As plantações de dendê e a mineração em grande escala não foram as únicas ameaças. Em 2009, foi estabelecido um projeto de REDD+ (Redução de Emissões por Desmatamento e Degradação Florestal) chamado de Parceria Florestal Climática de Kalimantan (Kalimantan Forest Climate Partnership, KFCP). Esse projeto foi uma colaboração entre os governos da Indonésia e da Austrália, e foi iniciado com um financiamento de 30 milhões de dólares e uma área de concessão de 120 mil hectares no subdistrito de Mantangai, distrito de Kapuas, Kalimantan Central. O projeto gerou problemas e conflitos horizontais dentro das comunidades porque restringiu o acesso e o controle que elas tinham sobre a floresta da qual dependem para se sustentar.

Herlina, uma mulher da aldeia de Sei Ahas, disse que o KFCP não foi implementado de forma transparente. As informações sobre o projeto não foram compartilhadas adequadamente com a comunidade, e apenas certas pessoas ou grupos tinham conhecimento – as mesmas que se beneficiaram dele. A comunidade sofreu as consequências. As pessoas perderam seus direitos, seu acesso e seu controle sobre a floresta, e não têm mais os benefícios que os sustentavam até a chegada do projeto KFCP. O REDD+ e o KFCP destruíram a floresta e os meios de subsistência dessas pessoas, levando ao empobrecimento que afeta desproporcionalmente as mulheres.

O desmatamento causado por esses projetos de investimento contribuiu para as mudanças climáticas. As estações não são mais previsíveis. Na época de plantio, as comunidades Dayak – incluindo as mulheres – não podem mais confiar no conhecimento local baseado nas constelações, pois as estrelas que elas tradicionalmente usavam para se guiar já não parecem as mesmas no céu. Isso ocorre porque os céus de Kalimantan Central foram poluídos pelo crescimento das emissões de gases de efeito estufa, e essa poluição levou a um aumento de pragas e inundações, causando quebra de safra nas comunidades. Em suma, os povos indígenas das aldeias de Mantangai Hulu, Kalumpang e Sei Ahas enfrentaram várias camadas de empobrecimento sistêmico, e as mulheres foram as mais intensamente afetadas.

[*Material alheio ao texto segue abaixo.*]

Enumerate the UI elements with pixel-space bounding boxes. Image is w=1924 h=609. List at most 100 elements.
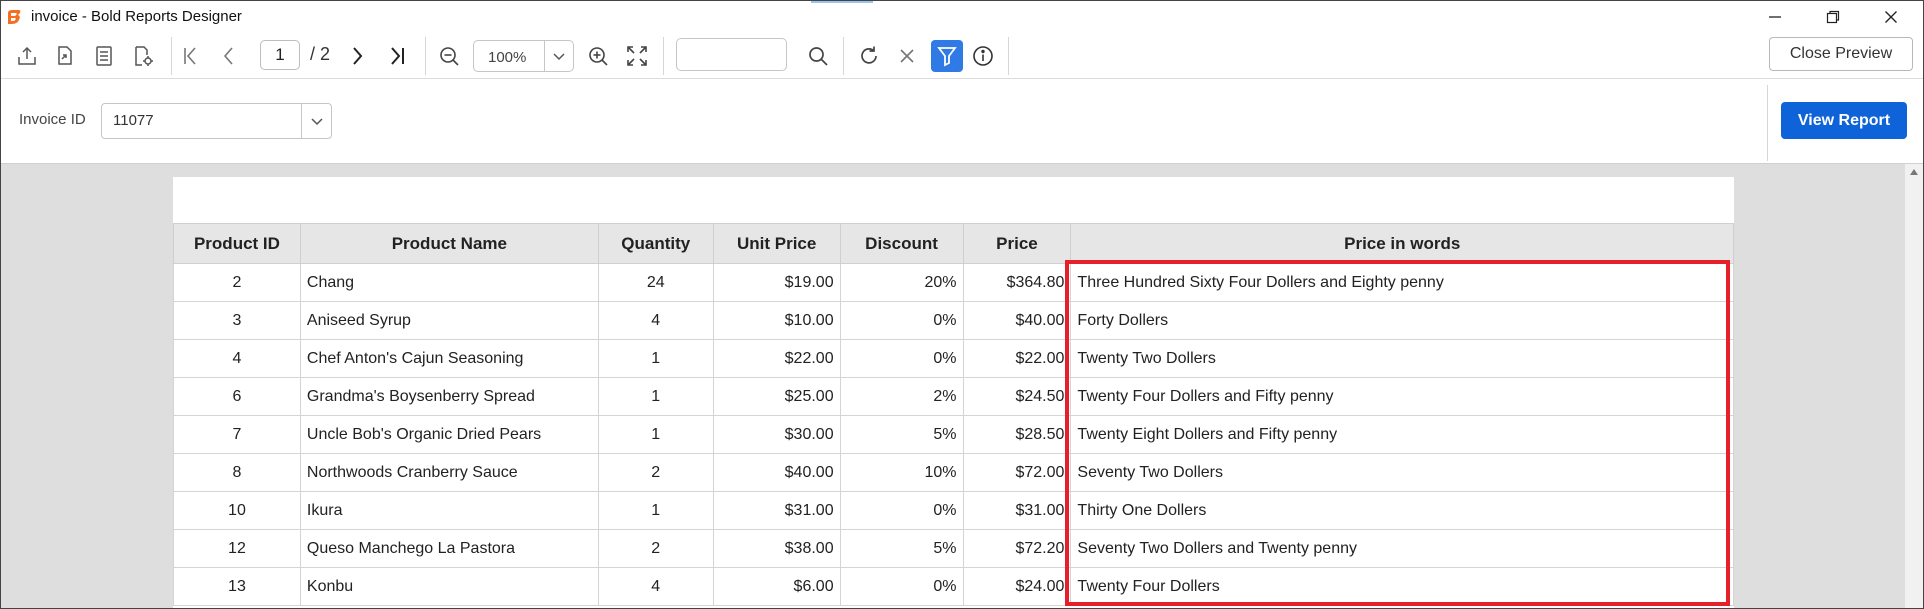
table-header-row: Product ID Product Name Quantity Unit Price… <box>173 223 1734 264</box>
first-page-button[interactable] <box>177 42 205 70</box>
quantity-cell: 1 <box>597 377 714 416</box>
price-in-words-cell: Seventy Two Dollers and Twenty penny <box>1070 529 1734 568</box>
invoice-id-dropdown-button[interactable] <box>304 109 330 133</box>
unit-price-cell: $6.00 <box>712 567 841 606</box>
zoom-divider <box>544 41 545 71</box>
last-page-icon <box>391 47 404 65</box>
table-row: 13 Konbu 4 $6.00 0% $24.00 Twenty Four Dollers <box>173 567 1734 606</box>
scroll-up-icon[interactable] <box>1910 169 1918 175</box>
zoom-dropdown-button[interactable] <box>547 45 571 67</box>
product-name-cell: Uncle Bob's Organic Dried Pears <box>299 415 599 454</box>
price-in-words-cell: Thirty One Dollers <box>1070 491 1734 530</box>
product-name-cell: Northwoods Cranberry Sauce <box>299 453 599 492</box>
product-id-cell: 12 <box>173 529 301 568</box>
restore-button[interactable] <box>1804 1 1862 33</box>
price-cell: $22.00 <box>962 339 1072 378</box>
price-in-words-cell: Three Hundred Sixty Four Dollers and Eig… <box>1070 263 1734 302</box>
bold-reports-logo-icon <box>6 9 22 25</box>
discount-cell: 20% <box>839 263 964 302</box>
invoice-table: Product ID Product Name Quantity Unit Price… <box>173 223 1734 606</box>
parameter-filter-button[interactable] <box>931 40 963 72</box>
discount-cell: 2% <box>839 377 964 416</box>
price-cell: $24.00 <box>962 567 1072 606</box>
price-cell: $40.00 <box>962 301 1072 340</box>
toolbar-separator <box>171 37 172 75</box>
report-page: Product ID Product Name Quantity Unit Price… <box>173 177 1734 608</box>
quantity-cell: 1 <box>597 339 714 378</box>
publish-button[interactable] <box>51 42 79 70</box>
cancel-button[interactable] <box>893 42 921 70</box>
page-setup-button[interactable] <box>129 42 157 70</box>
quantity-cell: 4 <box>597 301 714 340</box>
close-icon <box>1885 11 1897 23</box>
price-in-words-cell: Forty Dollers <box>1070 301 1734 340</box>
invoice-id-value: 11077 <box>113 112 154 129</box>
table-row: 6 Grandma's Boysenberry Spread 1 $25.00 2% $2… <box>173 377 1734 416</box>
price-cell: $364.80 <box>962 263 1072 302</box>
quantity-cell: 1 <box>597 415 714 454</box>
export-button[interactable] <box>13 42 41 70</box>
unit-price-cell: $10.00 <box>712 301 841 340</box>
invoice-id-select[interactable]: 11077 <box>101 103 332 139</box>
quantity-cell: 4 <box>597 567 714 606</box>
price-in-words-cell: Twenty Eight Dollers and Fifty penny <box>1070 415 1734 454</box>
discount-cell: 0% <box>839 301 964 340</box>
viewer-toolbar: 1 / 2 100% Close Preview <box>1 33 1923 79</box>
zoom-out-button[interactable] <box>435 42 463 70</box>
search-button[interactable] <box>804 42 832 70</box>
last-page-button[interactable] <box>383 42 411 70</box>
fit-page-button[interactable] <box>623 42 651 70</box>
column-header: Quantity <box>597 223 714 264</box>
minimize-button[interactable] <box>1746 1 1804 33</box>
product-name-cell: Queso Manchego La Pastora <box>299 529 599 568</box>
price-in-words-cell: Twenty Four Dollers and Fifty penny <box>1070 377 1734 416</box>
quantity-cell: 2 <box>597 453 714 492</box>
close-preview-button[interactable]: Close Preview <box>1769 37 1913 71</box>
chevron-down-icon <box>311 118 323 126</box>
panel-separator <box>1767 85 1768 161</box>
previous-page-button[interactable] <box>215 42 243 70</box>
select-divider <box>301 104 302 138</box>
product-name-cell: Grandma's Boysenberry Spread <box>299 377 599 416</box>
restore-icon <box>1826 10 1840 24</box>
unit-price-cell: $25.00 <box>712 377 841 416</box>
product-name-cell: Chef Anton's Cajun Seasoning <box>299 339 599 378</box>
fit-to-page-icon <box>627 46 647 66</box>
table-row: 7 Uncle Bob's Organic Dried Pears 1 $30.00 5… <box>173 415 1734 454</box>
toolbar-separator <box>425 37 426 75</box>
zoom-select[interactable]: 100% <box>473 40 574 72</box>
toolbar-separator <box>1008 37 1009 75</box>
zoom-value: 100% <box>488 49 527 66</box>
current-page-input[interactable]: 1 <box>260 40 300 70</box>
invoice-id-label: Invoice ID <box>19 111 86 128</box>
print-layout-button[interactable] <box>90 42 118 70</box>
table-row: 10 Ikura 1 $31.00 0% $31.00 Thirty One Dollers <box>173 491 1734 530</box>
unit-price-cell: $22.00 <box>712 339 841 378</box>
close-icon <box>900 49 914 63</box>
price-in-words-cell: Twenty Two Dollers <box>1070 339 1734 378</box>
search-icon <box>809 47 828 66</box>
refresh-button[interactable] <box>855 42 883 70</box>
first-page-icon <box>184 47 196 65</box>
unit-price-cell: $40.00 <box>712 453 841 492</box>
product-id-cell: 7 <box>173 415 301 454</box>
table-row: 3 Aniseed Syrup 4 $10.00 0% $40.00 Forty Dolle… <box>173 301 1734 340</box>
product-name-cell: Aniseed Syrup <box>299 301 599 340</box>
document-info-button[interactable] <box>969 42 997 70</box>
unit-price-cell: $31.00 <box>712 491 841 530</box>
search-input[interactable] <box>676 38 787 71</box>
next-page-button[interactable] <box>343 42 371 70</box>
window-title: invoice - Bold Reports Designer <box>31 8 242 25</box>
title-bar: invoice - Bold Reports Designer <box>1 1 1923 33</box>
view-report-button[interactable]: View Report <box>1781 102 1907 139</box>
discount-cell: 0% <box>839 567 964 606</box>
refresh-icon <box>861 46 877 64</box>
window-close-button[interactable] <box>1862 1 1920 33</box>
vertical-scrollbar[interactable] <box>1905 164 1923 608</box>
zoom-in-button[interactable] <box>584 42 612 70</box>
page-layout-icon <box>96 46 112 66</box>
toolbar-separator <box>663 37 664 75</box>
quantity-cell: 2 <box>597 529 714 568</box>
minimize-icon <box>1769 16 1781 18</box>
chevron-down-icon <box>553 53 565 61</box>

Como não queriam perder a esperança, as mulheres Dayak dessas três aldeias começaram a construir um movimento de resistência coletiva, começando com discussões para construir entendimento, elevar a conscientização e aumentar seu conhecimento. Percebendo que suas florestas são fonte de alimento para suas famílias, bem como uma farmácia e um espaço de importância cultural, elas tomaram iniciativas para recuperá-las e defendê-las. Acima de tudo, a floresta sustenta as vidas delas e das gerações futuras. Elas também realizaram atividades de formação para tomar coragem e denunciar a situação e os problemas que enfrentam desde que sua floresta começou a ser controlada por grandes empresas. Uma das estratégias que elas têm adotado para defender suas terras de investidores poderosos é cultivar coletivamente uma variedade de alimentos e ervas. Elas também têm feito tecelagem em ratã, encontrado em sua floresta. Tecendo essa planta, as mulheres registraram a história da civilização Dayak, que está intimamente relacionada à natureza e à floresta. Para as mulheres indígenas, continuar tecendo é uma forma de resistir às várias injustiças que elas têm enfrentado.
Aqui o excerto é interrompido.